Large cities like Hanoi focus on giving priority to the Ring Road 4 project, while Ho Chi Minh City will prioritize Ring Road 3 to strengthen connections to neighboring localities, increase freight connections, and reduce logistics costs to seaports.
Regarding railways, the national railway network has a total length of 3,143km and has 277 stations, and has 02 lines connecting to China at Dong Dang and Lao Cai. In particular, the North owns road, water and iron routes directly to Shenzhen, known as China's Silicon Valley, creating favorable conditions for businesses wishing to expand and distribute production in the region.
In recent times, Vietnam's seaport system has been focused on investment with current scale and technology reaching international level, especially the container port system. Vietnam's two major seaports are Hai Phong and Ho Chi Minh is in the top 50 largest container ports in the world.
The seaport system has 286 wharves, with a total wharf length of more than 96 km. Notably, Cai Mep port has successfully received the super container ship Cosco Shipping Aquarius 197,049 Dwt in 2021, Msc Ditte 200,000 Dwt in 2022 and Oocl Spain 232,000 Dwt in 2023.
In addition, for the first time, ocean carriers were able to provide direct services from Vietnam to North America and Europe without the need for feeder vessels to connect to regional transit hubs such as Singapore or Hong Kong.
Not needing a consolidator ship and reducing transshipment costs is estimated to save about 150–300 USD/TEU for containers going to and from Vietnam.
With favorable geographical characteristics, as well as strongly developed infrastructure and a series of investment promotion policies from the Government, it can be said that Vietnam fully hold the necessary factors to attracting a series of "queen bees" to nest and further contribute to Vietnam's GDP.
With the above attractive conditions, according to Cushman & Wakefield, Vietnam is completely capable of competing with Dubai and Hong Kong, even Singapore or Shanghai, not only striving to become a global goods transit center, but also an important link like the 'extended arm' of the world factory.
This goes hand in hand with rising demand for high-quality logistics real estate.
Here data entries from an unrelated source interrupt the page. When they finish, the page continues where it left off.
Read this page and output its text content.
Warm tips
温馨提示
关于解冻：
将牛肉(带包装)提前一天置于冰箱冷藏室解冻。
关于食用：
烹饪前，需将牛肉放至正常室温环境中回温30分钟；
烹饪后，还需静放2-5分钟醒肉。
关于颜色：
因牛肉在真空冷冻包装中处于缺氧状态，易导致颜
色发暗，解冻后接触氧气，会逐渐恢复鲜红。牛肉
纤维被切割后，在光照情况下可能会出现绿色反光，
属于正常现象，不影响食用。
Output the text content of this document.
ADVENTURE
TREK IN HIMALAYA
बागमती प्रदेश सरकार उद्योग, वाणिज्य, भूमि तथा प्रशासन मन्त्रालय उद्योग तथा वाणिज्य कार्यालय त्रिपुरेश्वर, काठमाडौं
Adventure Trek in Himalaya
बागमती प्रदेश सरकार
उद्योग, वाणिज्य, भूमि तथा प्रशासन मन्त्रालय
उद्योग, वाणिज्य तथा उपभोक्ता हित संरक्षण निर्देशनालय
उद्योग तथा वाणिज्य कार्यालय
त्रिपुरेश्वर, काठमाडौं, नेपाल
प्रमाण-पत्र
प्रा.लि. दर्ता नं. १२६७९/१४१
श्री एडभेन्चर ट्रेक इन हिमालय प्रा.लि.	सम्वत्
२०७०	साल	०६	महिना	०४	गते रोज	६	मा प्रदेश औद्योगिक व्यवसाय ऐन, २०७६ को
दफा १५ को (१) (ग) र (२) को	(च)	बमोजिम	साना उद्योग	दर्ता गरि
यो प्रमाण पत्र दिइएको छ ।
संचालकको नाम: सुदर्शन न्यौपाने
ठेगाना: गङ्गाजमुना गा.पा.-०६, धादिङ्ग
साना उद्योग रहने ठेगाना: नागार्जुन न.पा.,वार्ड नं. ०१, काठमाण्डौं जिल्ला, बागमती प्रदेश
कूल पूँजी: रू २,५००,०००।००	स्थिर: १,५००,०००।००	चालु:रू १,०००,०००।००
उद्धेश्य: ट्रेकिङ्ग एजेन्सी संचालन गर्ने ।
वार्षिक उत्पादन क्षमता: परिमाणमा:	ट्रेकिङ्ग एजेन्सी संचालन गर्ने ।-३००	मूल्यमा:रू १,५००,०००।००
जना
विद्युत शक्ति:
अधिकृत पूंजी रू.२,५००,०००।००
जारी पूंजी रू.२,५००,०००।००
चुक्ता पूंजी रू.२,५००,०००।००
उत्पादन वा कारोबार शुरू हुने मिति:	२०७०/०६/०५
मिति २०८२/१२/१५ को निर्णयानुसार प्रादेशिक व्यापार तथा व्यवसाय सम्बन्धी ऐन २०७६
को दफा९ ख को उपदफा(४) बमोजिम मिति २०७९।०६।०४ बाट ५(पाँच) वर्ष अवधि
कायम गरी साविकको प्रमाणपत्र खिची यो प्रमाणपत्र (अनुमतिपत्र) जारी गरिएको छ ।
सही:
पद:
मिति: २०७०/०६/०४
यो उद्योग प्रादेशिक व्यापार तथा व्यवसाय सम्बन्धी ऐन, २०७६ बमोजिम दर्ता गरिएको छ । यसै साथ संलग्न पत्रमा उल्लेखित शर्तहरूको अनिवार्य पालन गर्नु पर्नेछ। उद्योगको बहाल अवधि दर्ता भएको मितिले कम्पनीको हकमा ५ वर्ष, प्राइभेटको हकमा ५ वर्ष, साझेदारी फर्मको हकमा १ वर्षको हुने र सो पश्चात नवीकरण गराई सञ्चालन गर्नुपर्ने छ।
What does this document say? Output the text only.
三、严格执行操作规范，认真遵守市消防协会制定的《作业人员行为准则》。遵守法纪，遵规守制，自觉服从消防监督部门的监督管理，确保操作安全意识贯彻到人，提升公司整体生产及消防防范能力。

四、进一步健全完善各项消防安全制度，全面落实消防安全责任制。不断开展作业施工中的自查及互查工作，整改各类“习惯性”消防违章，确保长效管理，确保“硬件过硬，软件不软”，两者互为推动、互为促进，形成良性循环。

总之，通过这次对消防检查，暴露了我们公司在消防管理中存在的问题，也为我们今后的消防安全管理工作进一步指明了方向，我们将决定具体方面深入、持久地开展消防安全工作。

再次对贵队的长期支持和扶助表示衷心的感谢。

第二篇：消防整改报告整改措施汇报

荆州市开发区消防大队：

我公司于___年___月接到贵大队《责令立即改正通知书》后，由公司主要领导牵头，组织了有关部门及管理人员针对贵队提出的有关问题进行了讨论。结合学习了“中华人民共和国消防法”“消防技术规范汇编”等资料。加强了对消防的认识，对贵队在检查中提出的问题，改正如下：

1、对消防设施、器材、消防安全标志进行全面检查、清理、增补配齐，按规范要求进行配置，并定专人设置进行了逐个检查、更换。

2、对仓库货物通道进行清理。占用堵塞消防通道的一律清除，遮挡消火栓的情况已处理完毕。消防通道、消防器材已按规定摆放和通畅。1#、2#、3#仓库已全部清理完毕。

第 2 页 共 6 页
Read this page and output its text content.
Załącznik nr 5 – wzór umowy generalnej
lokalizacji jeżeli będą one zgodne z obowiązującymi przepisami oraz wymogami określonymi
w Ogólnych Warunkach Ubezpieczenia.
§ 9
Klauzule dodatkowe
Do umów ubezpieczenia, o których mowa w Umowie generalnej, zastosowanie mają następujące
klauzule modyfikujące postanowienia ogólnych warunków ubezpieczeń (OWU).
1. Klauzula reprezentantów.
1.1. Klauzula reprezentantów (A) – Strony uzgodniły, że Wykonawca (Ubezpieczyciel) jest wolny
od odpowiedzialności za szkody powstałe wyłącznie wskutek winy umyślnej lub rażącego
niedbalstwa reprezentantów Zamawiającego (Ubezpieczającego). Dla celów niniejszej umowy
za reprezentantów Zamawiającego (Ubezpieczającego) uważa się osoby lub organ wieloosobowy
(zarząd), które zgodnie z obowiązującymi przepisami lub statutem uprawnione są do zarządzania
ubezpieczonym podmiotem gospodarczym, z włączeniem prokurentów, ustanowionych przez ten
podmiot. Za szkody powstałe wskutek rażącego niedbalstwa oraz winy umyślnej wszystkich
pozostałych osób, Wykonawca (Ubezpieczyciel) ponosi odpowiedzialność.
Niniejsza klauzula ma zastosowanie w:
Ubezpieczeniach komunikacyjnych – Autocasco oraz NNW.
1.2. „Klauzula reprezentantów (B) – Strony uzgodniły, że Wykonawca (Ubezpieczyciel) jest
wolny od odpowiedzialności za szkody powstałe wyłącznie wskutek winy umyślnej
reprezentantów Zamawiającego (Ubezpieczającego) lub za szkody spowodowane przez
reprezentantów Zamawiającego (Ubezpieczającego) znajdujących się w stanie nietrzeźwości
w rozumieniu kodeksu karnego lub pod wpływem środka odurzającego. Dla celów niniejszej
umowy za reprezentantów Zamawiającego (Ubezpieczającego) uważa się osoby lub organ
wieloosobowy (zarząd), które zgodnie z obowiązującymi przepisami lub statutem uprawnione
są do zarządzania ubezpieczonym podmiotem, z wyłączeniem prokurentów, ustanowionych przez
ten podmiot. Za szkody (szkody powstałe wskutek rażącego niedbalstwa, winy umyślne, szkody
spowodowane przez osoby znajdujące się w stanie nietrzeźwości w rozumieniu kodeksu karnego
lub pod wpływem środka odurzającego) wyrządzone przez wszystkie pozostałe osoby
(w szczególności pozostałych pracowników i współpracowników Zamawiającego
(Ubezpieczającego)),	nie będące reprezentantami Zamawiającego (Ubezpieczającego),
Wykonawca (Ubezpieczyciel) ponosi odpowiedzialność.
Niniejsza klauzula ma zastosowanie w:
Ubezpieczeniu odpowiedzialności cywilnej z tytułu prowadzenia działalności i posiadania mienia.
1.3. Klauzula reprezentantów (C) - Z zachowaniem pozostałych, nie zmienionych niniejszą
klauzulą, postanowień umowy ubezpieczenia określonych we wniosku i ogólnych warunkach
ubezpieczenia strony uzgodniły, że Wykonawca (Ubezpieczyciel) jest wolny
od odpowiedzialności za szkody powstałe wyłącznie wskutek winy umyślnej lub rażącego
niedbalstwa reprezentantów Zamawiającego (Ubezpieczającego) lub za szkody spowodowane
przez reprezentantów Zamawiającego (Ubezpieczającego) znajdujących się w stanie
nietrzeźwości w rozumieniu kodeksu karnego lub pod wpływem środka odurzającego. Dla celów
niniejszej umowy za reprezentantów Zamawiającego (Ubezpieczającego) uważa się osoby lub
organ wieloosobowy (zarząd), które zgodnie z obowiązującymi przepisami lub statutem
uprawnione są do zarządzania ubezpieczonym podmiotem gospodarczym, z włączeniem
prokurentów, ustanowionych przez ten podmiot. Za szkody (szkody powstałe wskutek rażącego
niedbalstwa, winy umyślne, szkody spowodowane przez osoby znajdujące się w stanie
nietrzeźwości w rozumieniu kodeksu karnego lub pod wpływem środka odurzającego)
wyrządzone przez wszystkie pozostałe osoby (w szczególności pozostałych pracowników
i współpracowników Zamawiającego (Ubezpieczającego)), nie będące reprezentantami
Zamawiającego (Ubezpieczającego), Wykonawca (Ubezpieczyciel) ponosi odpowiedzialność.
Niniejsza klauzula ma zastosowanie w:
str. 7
Especially in the last months of the year, when demand from the retail market is forecast to increase fourfold, the "thirst" for factory and warehouse supply becomes even more severe.
Currently, the total warehouse supply in Hanoi and Ho Chi Minh City reaches 2,022,000 m2 and 5,130,000 m2, respectively. Industrial and logistics parks in large cities, especially Hanoi and Ho Chi Minh City, are having high occupancy rates, reaching nearly 100%.